Bornemann diagnostiziert aber vollkommen richtig: „Die Politik braucht den ORF als Transportmittel um Wähler zu erreichen. Das Unternehmen ORF braucht die Politik für die wirtschaftlichen Rahmenbedingungen.“ So weit, so richtig. Nur seine Schlussfolgerung ist falsch: „Das führt zwangsläufig zu wechselseitiger Unzufriedenheit. Weil Politikerwünsche und journalistische Ansprüche diametral auseinandergehen.“ Dass dem nicht so ist, beweist uns der ORF jeden Tag aufs Neue.

Aufbruchsstimmung und Optimismus kommen in den Texten der ORF-Mitarbeiter bestenfalls in Spurenelementen vor. Dabei könnte sich der ORF gerade in Zeiten wie diesen neu erfinden und definieren. Das würde aber auch ein gewisses Maß an Selbstkritik erfordern. Und die fehlt in den Texten in der "Presse" fast vollständig. Schuld sind immer die anderen: die Politik; die private Konkurrenz, Facebook, die technischen Entwicklungen, der herzlose Kapitalismus, internationale Konzerne, etc. Aber der größte Feind des ORF ist offenbar sein Publikum.

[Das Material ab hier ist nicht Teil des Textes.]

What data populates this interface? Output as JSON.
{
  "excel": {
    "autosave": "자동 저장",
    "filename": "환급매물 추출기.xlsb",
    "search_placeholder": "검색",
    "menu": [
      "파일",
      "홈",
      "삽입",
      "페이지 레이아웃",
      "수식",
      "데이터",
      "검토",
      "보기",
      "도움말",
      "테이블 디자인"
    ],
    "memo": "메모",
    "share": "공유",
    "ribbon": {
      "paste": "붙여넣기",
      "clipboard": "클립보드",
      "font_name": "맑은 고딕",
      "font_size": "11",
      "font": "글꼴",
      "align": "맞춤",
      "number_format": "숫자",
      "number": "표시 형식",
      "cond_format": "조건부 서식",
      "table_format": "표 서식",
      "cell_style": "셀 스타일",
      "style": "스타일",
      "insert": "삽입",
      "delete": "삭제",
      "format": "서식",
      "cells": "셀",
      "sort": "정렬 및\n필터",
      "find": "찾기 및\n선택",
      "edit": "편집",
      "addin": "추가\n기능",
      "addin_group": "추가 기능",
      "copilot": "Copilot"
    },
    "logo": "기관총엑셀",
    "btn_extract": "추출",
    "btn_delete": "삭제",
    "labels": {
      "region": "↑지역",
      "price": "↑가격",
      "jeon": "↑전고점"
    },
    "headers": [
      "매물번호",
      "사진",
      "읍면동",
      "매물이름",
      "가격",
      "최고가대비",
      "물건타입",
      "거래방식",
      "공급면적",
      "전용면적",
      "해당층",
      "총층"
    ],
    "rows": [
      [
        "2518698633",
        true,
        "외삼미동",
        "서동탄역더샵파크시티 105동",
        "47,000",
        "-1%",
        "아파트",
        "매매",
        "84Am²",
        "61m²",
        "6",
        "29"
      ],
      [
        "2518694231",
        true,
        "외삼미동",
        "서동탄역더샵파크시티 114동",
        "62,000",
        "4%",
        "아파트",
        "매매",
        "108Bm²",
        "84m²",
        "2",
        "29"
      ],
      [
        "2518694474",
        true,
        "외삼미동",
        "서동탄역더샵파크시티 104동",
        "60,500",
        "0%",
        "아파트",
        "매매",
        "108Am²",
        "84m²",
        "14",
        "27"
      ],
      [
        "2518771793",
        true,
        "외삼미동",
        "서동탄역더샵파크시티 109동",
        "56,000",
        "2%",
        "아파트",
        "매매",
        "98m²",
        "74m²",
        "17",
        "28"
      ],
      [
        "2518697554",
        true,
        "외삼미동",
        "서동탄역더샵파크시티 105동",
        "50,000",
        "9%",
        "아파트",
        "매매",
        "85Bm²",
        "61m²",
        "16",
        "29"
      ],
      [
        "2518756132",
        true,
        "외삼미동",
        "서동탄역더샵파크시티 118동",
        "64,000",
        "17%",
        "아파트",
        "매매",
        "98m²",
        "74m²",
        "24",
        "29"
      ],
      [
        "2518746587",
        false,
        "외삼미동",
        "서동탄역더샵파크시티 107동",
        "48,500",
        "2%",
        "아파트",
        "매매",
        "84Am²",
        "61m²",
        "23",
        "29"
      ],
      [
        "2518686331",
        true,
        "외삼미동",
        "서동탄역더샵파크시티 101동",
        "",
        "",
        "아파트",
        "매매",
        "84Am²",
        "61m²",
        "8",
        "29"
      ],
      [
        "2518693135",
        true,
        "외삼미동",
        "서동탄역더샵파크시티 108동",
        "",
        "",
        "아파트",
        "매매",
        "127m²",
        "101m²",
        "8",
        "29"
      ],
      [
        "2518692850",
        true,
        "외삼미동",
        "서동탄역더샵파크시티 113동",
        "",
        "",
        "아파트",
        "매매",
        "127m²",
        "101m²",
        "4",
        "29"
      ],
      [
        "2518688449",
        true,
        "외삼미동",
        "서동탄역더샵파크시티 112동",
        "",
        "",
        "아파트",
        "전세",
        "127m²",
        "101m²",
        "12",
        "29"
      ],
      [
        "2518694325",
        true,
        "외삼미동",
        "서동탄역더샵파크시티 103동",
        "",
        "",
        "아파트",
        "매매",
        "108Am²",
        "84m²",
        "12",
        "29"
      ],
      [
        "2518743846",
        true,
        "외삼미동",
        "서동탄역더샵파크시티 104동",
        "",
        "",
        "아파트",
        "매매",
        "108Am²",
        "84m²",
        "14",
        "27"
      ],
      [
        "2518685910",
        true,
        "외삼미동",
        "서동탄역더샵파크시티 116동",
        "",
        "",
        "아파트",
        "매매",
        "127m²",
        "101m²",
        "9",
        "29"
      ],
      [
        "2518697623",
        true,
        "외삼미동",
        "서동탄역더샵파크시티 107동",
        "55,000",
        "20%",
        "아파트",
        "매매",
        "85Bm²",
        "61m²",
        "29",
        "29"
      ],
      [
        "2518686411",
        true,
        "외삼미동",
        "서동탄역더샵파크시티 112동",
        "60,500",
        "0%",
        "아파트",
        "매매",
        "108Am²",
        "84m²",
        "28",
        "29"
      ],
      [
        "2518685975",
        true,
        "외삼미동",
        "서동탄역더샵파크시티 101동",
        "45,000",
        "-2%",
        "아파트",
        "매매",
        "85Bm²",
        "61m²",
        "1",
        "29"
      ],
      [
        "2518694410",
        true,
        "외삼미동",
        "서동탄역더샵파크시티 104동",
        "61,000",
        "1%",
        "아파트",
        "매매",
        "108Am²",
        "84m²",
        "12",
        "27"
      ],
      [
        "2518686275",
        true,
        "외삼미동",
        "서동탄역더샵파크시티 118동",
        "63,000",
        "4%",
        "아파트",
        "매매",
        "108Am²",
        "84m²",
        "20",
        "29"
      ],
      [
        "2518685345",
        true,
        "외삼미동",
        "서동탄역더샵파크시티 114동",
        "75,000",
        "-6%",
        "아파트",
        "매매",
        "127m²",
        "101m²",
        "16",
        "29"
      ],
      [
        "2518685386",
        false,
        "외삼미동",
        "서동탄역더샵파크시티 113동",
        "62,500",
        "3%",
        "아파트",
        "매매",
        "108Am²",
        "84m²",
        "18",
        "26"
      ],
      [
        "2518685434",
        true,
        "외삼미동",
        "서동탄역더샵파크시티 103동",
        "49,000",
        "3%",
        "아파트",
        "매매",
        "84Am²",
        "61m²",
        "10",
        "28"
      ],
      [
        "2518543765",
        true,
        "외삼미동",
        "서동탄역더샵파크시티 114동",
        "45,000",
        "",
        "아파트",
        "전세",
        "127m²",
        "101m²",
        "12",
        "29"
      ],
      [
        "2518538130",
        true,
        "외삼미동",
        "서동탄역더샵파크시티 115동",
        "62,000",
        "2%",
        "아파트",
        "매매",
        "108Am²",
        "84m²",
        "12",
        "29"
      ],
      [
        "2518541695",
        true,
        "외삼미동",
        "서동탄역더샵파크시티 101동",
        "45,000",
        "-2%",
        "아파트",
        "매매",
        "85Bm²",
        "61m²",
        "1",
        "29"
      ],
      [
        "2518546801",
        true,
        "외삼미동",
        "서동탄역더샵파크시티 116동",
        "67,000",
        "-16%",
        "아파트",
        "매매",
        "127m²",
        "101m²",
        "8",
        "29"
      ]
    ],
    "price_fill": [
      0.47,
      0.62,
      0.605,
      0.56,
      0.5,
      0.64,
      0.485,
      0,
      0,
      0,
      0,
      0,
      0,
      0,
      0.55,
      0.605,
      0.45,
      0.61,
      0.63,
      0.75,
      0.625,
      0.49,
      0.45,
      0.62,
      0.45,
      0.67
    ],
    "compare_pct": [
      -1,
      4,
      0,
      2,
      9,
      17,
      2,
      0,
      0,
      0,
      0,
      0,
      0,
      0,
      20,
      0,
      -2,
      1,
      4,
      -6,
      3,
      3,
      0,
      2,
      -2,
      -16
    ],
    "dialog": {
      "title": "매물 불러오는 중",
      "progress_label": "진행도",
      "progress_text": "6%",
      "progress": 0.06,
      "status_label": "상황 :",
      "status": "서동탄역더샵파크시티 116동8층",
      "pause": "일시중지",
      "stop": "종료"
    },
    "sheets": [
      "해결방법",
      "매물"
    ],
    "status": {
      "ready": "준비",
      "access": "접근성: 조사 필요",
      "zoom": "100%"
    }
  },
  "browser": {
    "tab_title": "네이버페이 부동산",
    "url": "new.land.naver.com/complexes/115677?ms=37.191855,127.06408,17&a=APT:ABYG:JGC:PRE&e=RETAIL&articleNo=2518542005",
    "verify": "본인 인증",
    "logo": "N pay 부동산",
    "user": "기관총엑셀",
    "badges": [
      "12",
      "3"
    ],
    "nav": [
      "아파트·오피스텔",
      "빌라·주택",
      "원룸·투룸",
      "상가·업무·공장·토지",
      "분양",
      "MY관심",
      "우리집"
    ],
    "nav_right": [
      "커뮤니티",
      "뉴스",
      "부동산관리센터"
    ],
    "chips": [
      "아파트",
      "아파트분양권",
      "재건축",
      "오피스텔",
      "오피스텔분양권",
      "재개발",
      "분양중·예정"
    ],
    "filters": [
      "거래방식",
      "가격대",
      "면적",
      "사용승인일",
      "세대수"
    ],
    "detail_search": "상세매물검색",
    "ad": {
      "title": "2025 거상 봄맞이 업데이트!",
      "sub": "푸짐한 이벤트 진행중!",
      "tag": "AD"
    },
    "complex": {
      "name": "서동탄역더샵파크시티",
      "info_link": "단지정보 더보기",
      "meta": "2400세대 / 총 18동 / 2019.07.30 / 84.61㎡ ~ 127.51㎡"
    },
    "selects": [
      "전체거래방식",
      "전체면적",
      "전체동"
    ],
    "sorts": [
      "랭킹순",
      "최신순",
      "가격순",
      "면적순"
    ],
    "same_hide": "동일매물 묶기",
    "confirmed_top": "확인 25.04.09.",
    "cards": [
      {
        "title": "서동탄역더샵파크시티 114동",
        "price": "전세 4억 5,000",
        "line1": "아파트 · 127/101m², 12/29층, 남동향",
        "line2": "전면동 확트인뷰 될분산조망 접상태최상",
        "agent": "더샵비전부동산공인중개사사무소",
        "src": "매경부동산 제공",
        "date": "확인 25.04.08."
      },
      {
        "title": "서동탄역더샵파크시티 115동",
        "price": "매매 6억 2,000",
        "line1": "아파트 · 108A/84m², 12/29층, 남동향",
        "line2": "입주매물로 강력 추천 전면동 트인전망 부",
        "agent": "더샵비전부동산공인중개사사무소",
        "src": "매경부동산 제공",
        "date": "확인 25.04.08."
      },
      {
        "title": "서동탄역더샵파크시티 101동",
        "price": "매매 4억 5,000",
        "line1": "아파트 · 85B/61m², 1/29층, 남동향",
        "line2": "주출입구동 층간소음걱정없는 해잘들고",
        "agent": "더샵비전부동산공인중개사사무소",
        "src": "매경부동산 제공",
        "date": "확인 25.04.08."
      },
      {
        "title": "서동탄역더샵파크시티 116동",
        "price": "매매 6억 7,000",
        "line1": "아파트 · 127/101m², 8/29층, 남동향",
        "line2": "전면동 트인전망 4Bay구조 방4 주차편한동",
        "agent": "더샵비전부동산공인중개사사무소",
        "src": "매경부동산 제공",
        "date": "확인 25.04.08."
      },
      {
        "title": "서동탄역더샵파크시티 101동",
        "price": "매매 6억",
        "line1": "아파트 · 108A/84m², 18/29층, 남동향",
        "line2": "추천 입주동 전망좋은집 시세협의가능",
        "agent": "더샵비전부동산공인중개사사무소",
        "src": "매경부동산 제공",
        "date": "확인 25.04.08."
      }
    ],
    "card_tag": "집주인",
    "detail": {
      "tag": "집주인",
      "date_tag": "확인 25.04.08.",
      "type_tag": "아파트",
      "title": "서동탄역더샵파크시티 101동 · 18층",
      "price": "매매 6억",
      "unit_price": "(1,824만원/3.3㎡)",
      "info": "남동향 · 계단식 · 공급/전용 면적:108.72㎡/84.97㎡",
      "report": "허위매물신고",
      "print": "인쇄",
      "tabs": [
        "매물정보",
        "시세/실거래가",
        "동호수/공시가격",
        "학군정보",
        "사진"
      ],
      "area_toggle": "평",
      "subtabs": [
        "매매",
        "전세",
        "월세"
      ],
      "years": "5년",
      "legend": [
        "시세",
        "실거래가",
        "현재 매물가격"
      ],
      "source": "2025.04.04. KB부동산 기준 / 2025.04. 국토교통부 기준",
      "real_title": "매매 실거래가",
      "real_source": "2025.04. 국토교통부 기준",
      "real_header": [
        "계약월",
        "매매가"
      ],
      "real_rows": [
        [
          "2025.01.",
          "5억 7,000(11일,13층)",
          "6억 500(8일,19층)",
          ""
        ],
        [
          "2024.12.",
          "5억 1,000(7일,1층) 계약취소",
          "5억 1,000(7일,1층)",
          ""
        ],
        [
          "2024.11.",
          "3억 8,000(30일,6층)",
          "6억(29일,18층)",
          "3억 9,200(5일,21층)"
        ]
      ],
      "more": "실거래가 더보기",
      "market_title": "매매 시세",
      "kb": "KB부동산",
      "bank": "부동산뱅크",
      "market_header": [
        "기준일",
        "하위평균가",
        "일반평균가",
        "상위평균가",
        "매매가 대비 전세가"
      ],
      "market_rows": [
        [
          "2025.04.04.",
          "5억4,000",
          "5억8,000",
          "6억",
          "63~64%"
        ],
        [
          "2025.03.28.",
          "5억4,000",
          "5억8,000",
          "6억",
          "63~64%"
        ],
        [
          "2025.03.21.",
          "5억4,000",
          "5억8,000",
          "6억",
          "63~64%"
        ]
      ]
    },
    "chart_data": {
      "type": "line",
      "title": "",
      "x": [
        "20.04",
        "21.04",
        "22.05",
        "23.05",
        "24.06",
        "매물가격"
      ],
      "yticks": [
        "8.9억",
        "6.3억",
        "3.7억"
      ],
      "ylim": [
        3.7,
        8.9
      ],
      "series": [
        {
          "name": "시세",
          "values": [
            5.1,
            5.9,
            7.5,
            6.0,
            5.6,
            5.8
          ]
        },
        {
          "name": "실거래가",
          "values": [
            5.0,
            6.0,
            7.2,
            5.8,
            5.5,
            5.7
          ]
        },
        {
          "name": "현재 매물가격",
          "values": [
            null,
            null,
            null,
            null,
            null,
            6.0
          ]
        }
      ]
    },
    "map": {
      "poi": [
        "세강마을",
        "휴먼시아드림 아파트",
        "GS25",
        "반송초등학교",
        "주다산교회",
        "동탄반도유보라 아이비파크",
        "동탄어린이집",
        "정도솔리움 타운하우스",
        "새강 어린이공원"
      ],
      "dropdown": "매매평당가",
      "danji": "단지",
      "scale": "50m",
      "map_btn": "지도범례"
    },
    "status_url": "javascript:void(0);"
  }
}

Da beneidet etwa Wrabetz „Die Presse“, weil sie als Qualitätszeitung ein „bildungsnahes und kulturaffine Lesermilieu“ hat. Oder anders ausgedrückt, „Die Presse“ muss sich, im Gegensatz zum ORF, nicht mit Vollpfosten herumschlagen. In den Worten von Herrn Wrabetz klingt das so: „Wie formuliere ich eine Nachricht, damit sie von den meisten, im Idealfall von allen verstanden wird?“ Und um zu illustrieren, mit welchen Vollpfosten sich der ORF so herumschlagen muss, hat Armin Wolf ganz einfach an ihn gerichtete Leserbriefe veröffentlicht. Damit soll offenbar dokumentiert werden, wie dumm, rechts, aggressiv und ungebildet viele der ORF-Konsumenten doch sind. Zwar beweisen Einzelfälle und Einzelmeinungen bekanntlich nie etwas, doch die Botschaft ist klar: Wer Armin Wolf kritisiert, ist ein Depp (er hat selbstredend nur dumbe Hassmails und keine klugen Kritiken veröffentlicht). Trotzdem ist der brillante Anchorman bereit, jeden Abend seine journalistischen Perlen vor die Säue zu werfen.

Man könnte fast Mitleid bekommen. Aber nur fast. Schließlich geht es den wenigsten ORF-Mitarbeitern um Objektivität, Unabhängigkeit oder Qualität. Man träumt von den fetten Jahren, als das Zusammenspiel zwischen Politik und Staatsfunk noch weitgehend ungestört und geschmiert gelaufen ist und den ORF-Mitarbeitern ein äußerst gutes Auskommen gesichert hat. Doch mit den sinkenden Quoten sinkt auch die Bedeutung des Staatsfunks, auch für die SPÖ. Mit dem ORF erreicht die SPÖ eben immer weniger (junge) Wähler. Aber wirklich loslassen können und wollen beide Seiten noch nicht. Aber das ist nach einer jahrzehntelangen guten und treuen Ehe auch gar nicht so einfach.